Rethinking Symbolic Regression Datasets and Benchmarks for Scientific Discovery
Yoshitomo Matsubara, Naoya Chiba, Ryo Igarashi, Yoshitaka Ushiku
TL;DR
The paper argues that existing symbolic regression benchmarks inadequately support scientific discovery due to missing physical semantics and simplistic sampling. It constructs 120 SRSD-Feynman datasets and an additional 120 with dummy variables, and introduces a tree-based normalized edit distance (NED) to measure structural closeness between predicted and true expressions, defined as $\overline{d}(f_{pred}, f_{true}) = \min\left(1, \frac{d\left(f_{pred}, f_{true}\right)}{|f_{true}|}\right)$. Through large-scale experiments with baselines including $u$DSR, PySR, AFP, AIF, and DSR, the study reveals SRSD tasks are more challenging than prior SRBench problems and that $R^2$-based accuracy is vulnerable to dummy variables, whereas NED aligns better with human judgments (e.g., $PCC$ for $R^2$ ≈ 0.913 with $p=4.66\times10^{-3}$ vs $PCC$ for NED ≈ -0.416 with $p=1.85\times10^{-24}$). The authors release the SRSD datasets and code under open licenses to foster ongoing research in symbolic regression for scientific discovery and to guide practitioners in method selection.
Abstract
This paper revisits datasets and evaluation criteria for Symbolic Regression (SR), specifically focused on its potential for scientific discovery.

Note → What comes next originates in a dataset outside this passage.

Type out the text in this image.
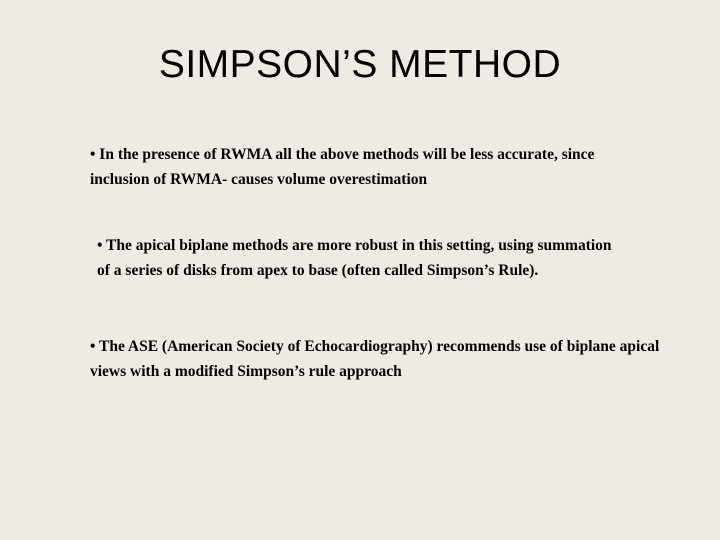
SIMPSON’S METHOD

• In the presence of RWMA all the above methods will be less accurate, since inclusion of RWMA- causes volume overestimation

• The apical biplane methods are more robust in this setting, using summation of a series of disks from apex to base (often called Simpson’s Rule).

• The ASE (American Society of Echocardiography) recommends use of biplane apical views with a modified Simpson’s rule approach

Focused on a set of formulas used in the existing datasets based on Feynman Lectures on Physics, we recreate 120 datasets to discuss the performance of symbolic regression for scientific discovery (SRSD). For each of the 120 SRSD datasets, we carefully review the properties of the formula and its variables to design reasonably realistic sampling ranges of values so that our new SRSD datasets can be used for evaluating the potential of SRSD such as whether or not an SR method can (re)discover physical laws from such datasets. We also create another 120 datasets that contain dummy variables to examine whether SR methods can choose necessary variables only. Besides, we propose to use normalized edit distances (NED) between a predicted equation and the true equation trees for addressing a critical issue that existing SR metrics are either binary or errors between the target values and an SR model's predicted values for a given input. We conduct benchmark experiments on our new SRSD datasets using various representative SR methods. The experimental results show that we provide a more realistic performance evaluation, and our user study shows that the NED correlates with human judges significantly more than an existing SR metric. We publish repositories of our code and 240 SRSD datasets.